Semi-Automatic Data Annotation guided by Feature Space Projection
This work addresses the data annotation bottleneck for machine learning practitioners, offering an incremental improvement by combining human and machine abilities.
The paper tackles the laborious problem of data annotation by introducing a semi-automatic approach that uses feature space projection and semi-supervised learning to reduce user effort and improve classification accuracy, validated on MNIST and a challenging human intestinal parasite dataset with results showing increased effectiveness.
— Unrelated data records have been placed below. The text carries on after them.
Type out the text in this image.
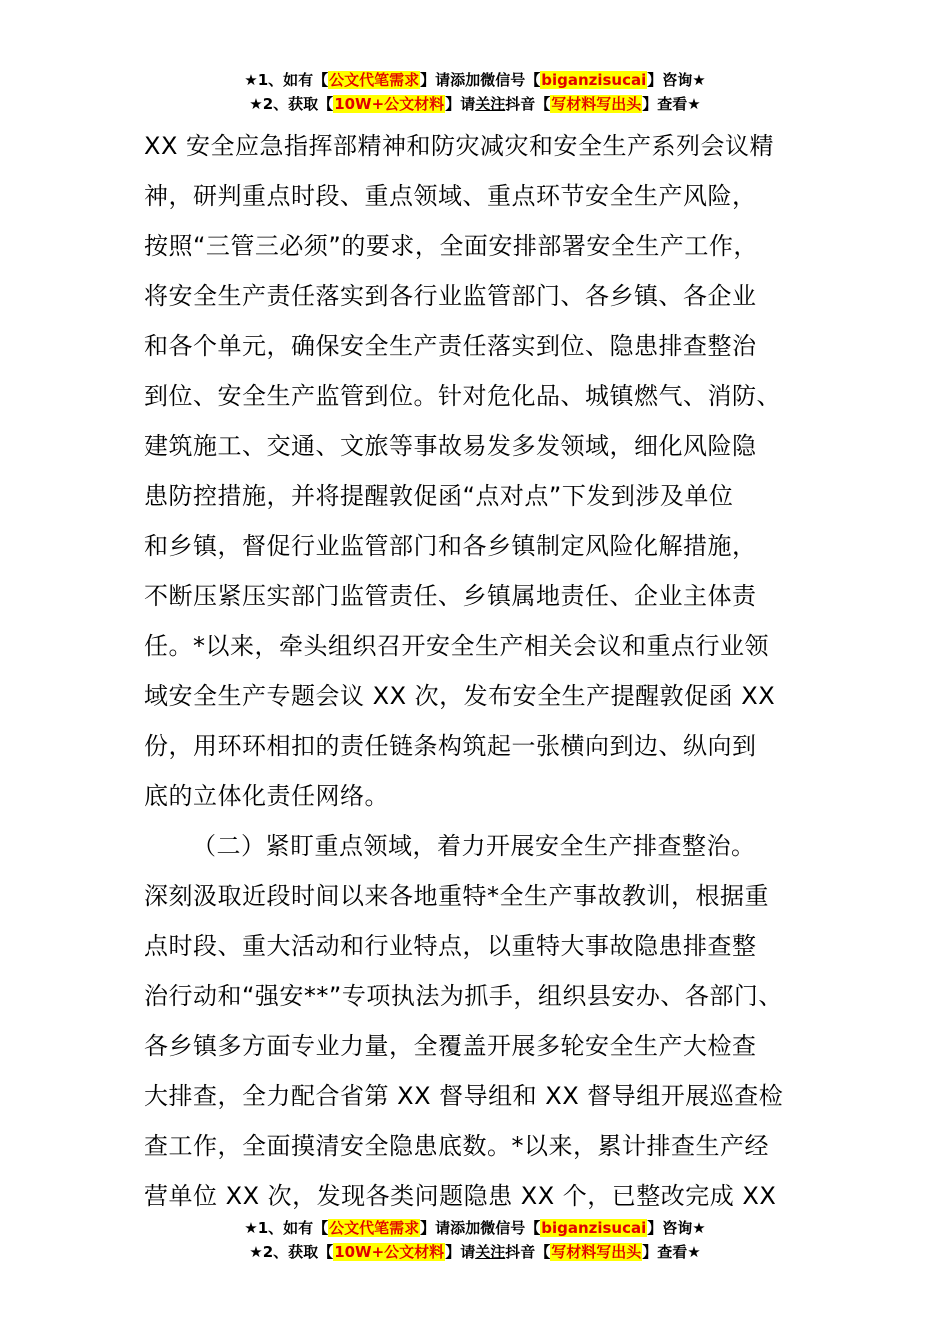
★1、如有【公文代笔需求】请添加微信号【biganzisucai】咨询★
★2、获取【10W+公文材料】请关注抖音【写材料写出头】查看★
XX 安全应急指挥部精神和防灾减灾和安全生产系列会议精
神，研判重点时段、重点领域、重点环节安全生产风险，
按照“三管三必须”的要求，全面安排部署安全生产工作，
将安全生产责任落实到各行业监管部门、各乡镇、各企业
和各个单元，确保安全生产责任落实到位、隐患排查整治
到位、安全生产监管到位。针对危化品、城镇燃气、消防、
建筑施工、交通、文旅等事故易发多发领域，细化风险隐
患防控措施，并将提醒敦促函“点对点”下发到涉及单位
和乡镇，督促行业监管部门和各乡镇制定风险化解措施，
不断压紧压实部门监管责任、乡镇属地责任、企业主体责
任。*以来，牵头组织召开安全生产相关会议和重点行业领
域安全生产专题会议 XX 次，发布安全生产提醒敦促函 XX
份，用环环相扣的责任链条构筑起一张横向到边、纵向到
底的立体化责任网络。
（二）紧盯重点领域，着力开展安全生产排查整治。
深刻汲取近段时间以来各地重特*全生产事故教训，根据重
点时段、重大活动和行业特点，以重特大事故隐患排查整
治行动和“强安**”专项执法为抓手，组织县安办、各部门、
各乡镇多方面专业力量，全覆盖开展多轮安全生产大检查
大排查，全力配合省第 XX 督导组和 XX 督导组开展巡查检
查工作，全面摸清安全隐患底数。*以来，累计排查生产经
营单位 XX 次，发现各类问题隐患 XX 个，已整改完成 XX
★1、如有【公文代笔需求】请添加微信号【biganzisucai】咨询★
★2、获取【10W+公文材料】请关注抖音【写材料写出头】查看★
Data annotation using visual inspection (supervision) of each training sample can be laborious. Interactive solutions alleviate this by helping experts propagate labels from a few supervised samples to unlabeled ones based solely on the visual analysis of their feature space projection (with no further sample supervision). We present a semi-automatic data annotation approach based on suitable feature space projection and semi-supervised label estimation. We validate our method on the popular MNIST dataset and on images of human intestinal parasites with and without fecal impurities, a large and diverse dataset that makes classification very hard. We evaluate two approaches for semi-supervised learning from the latent and projection spaces, to choose the one that best reduces user annotation effort and also increases classification accuracy on unseen data. Our results demonstrate the added-value of visual analytics tools that combine complementary abilities of humans and machines for more effective machine learning.